ReadAgain
Visit the live site →- Status
- Live
- Platform
- Web (Next.js/Supabase)
- Type
- Lean Product
- Focus
- AI-generated book recommendations grounded in the reader's own emotional memory
There's a large set of people who've checked out of reading — never quite connected to it, increasingly pulled away by their phones, or just haven't found the right book to pull them back in. But almost everyone, at some point, has had a moment where a book truly connected with them. Other tools in this space optimize for genre and popularity — not for what actually makes a reader feel connected, and not for who they really are.

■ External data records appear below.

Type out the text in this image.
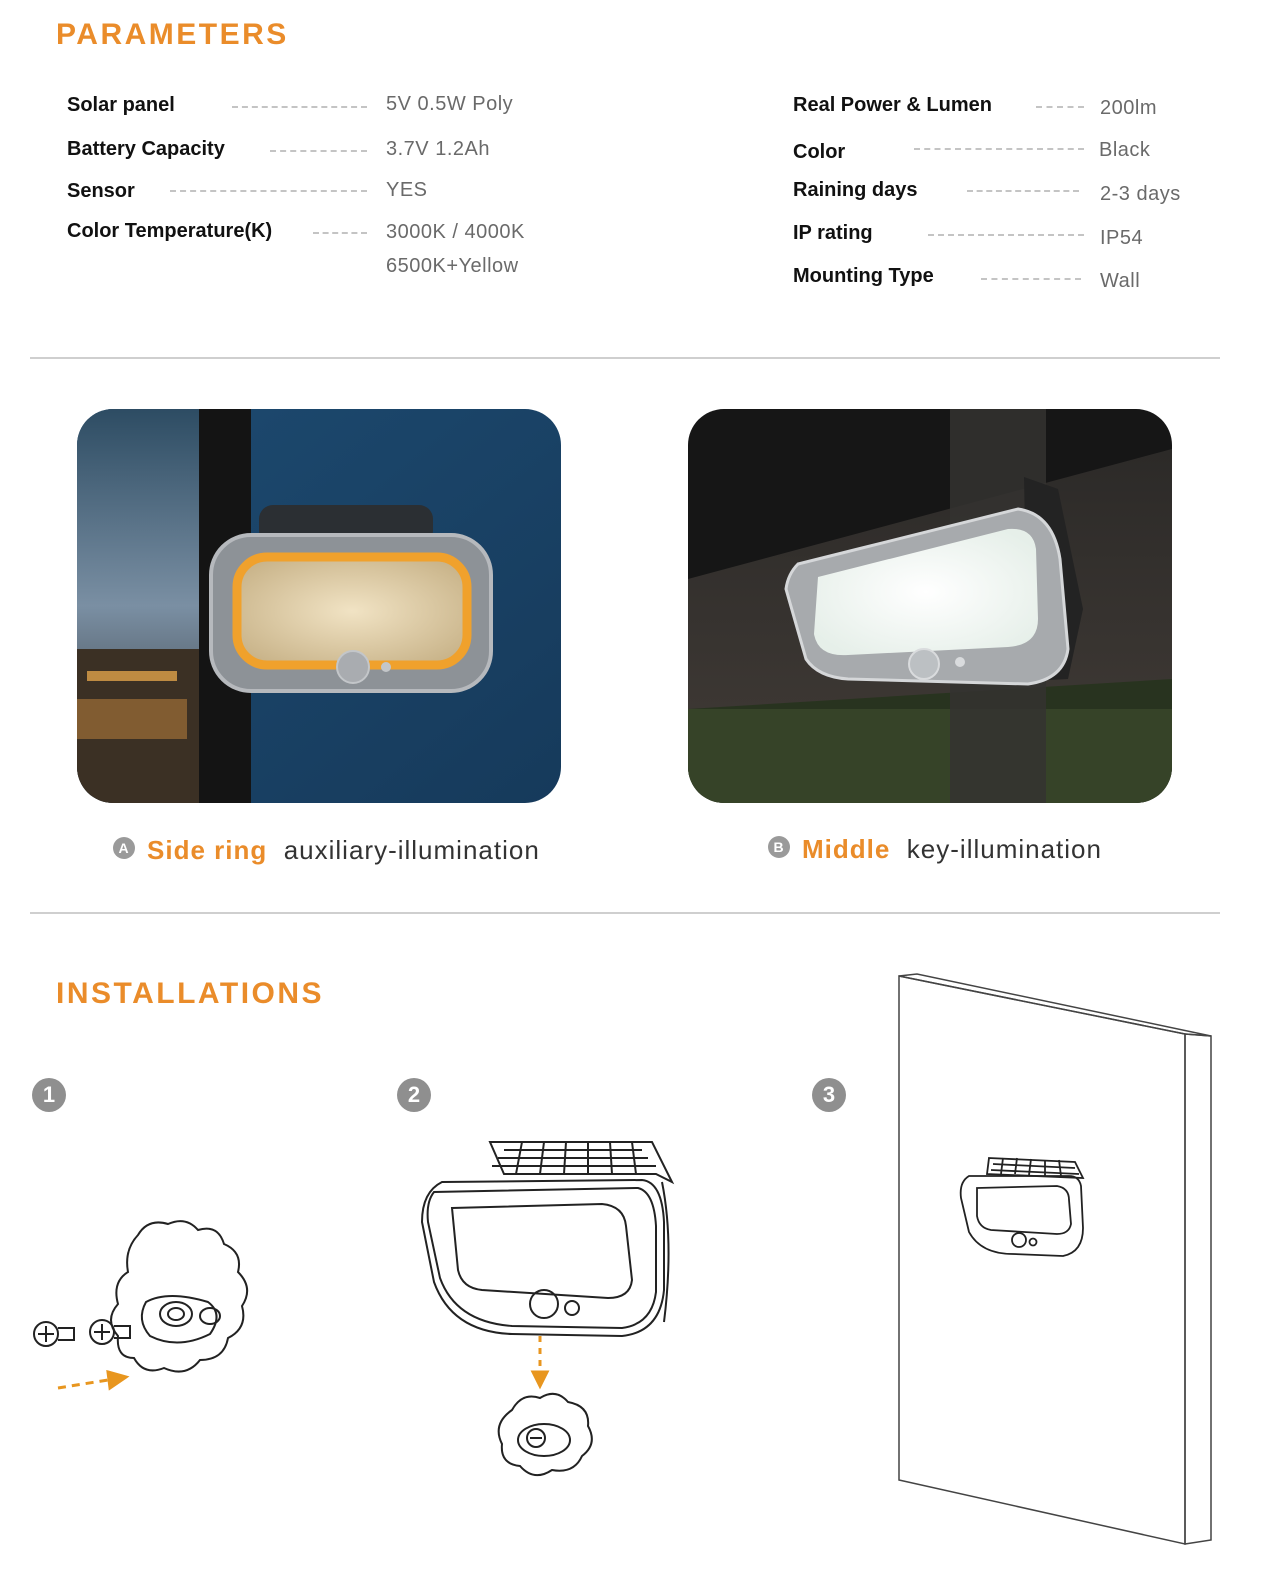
PARAMETERS
Solar panel	5V 0.5W Poly
Battery Capacity	3.7V 1.2Ah
Sensor	YES
Color Temperature(K)	3000K / 4000K
6500K+Yellow
Real Power & Lumen	200lm
Color	Black
Raining days	2-3 days
IP rating	IP54
Mounting Type	Wall
A Side ring auxiliary-illumination	B Middle key-illumination
INSTALLATIONS
1	2	3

ReadAgain starts by asking readers to return to a book (or a few) they remember truly connecting with, and to recall why. From that, it builds a first Reader DNA profile and a starting set of five recommendations — each one explained by tracing it back to the reader's own memories. From there, the reader begins a journey back into reading: discovering new books aligned with what they actually connect with, and learning more about themselves as a reader as their DNA keeps evolving.
- Decision 1
Guided, emotionally specific onboarding over multiple-choice.
Shallow inputs produce shallow profiles. The onboarding asks reflective questions instead of checkbox categories, because the entire product depends on DNA quality.
- Decision 2
Explain through memory, not metadata.
Recommendations are framed around the reader's own past reading experiences, not genre tags or "similar users." This is the actual differentiation — anyone can match genres.
- Decision 3
An evolving profile, not a one-time quiz.
Reader DNA isn't fixed at onboarding — it develops as the reader engages with more recommendations, so the product deepens its understanding of them over time instead of treating them as a single static input.
Live at readagain.app, launched publicly. Readers are building their Reader DNA profiles and receiving recommendations grounded in their own memories of the books that mattered to them.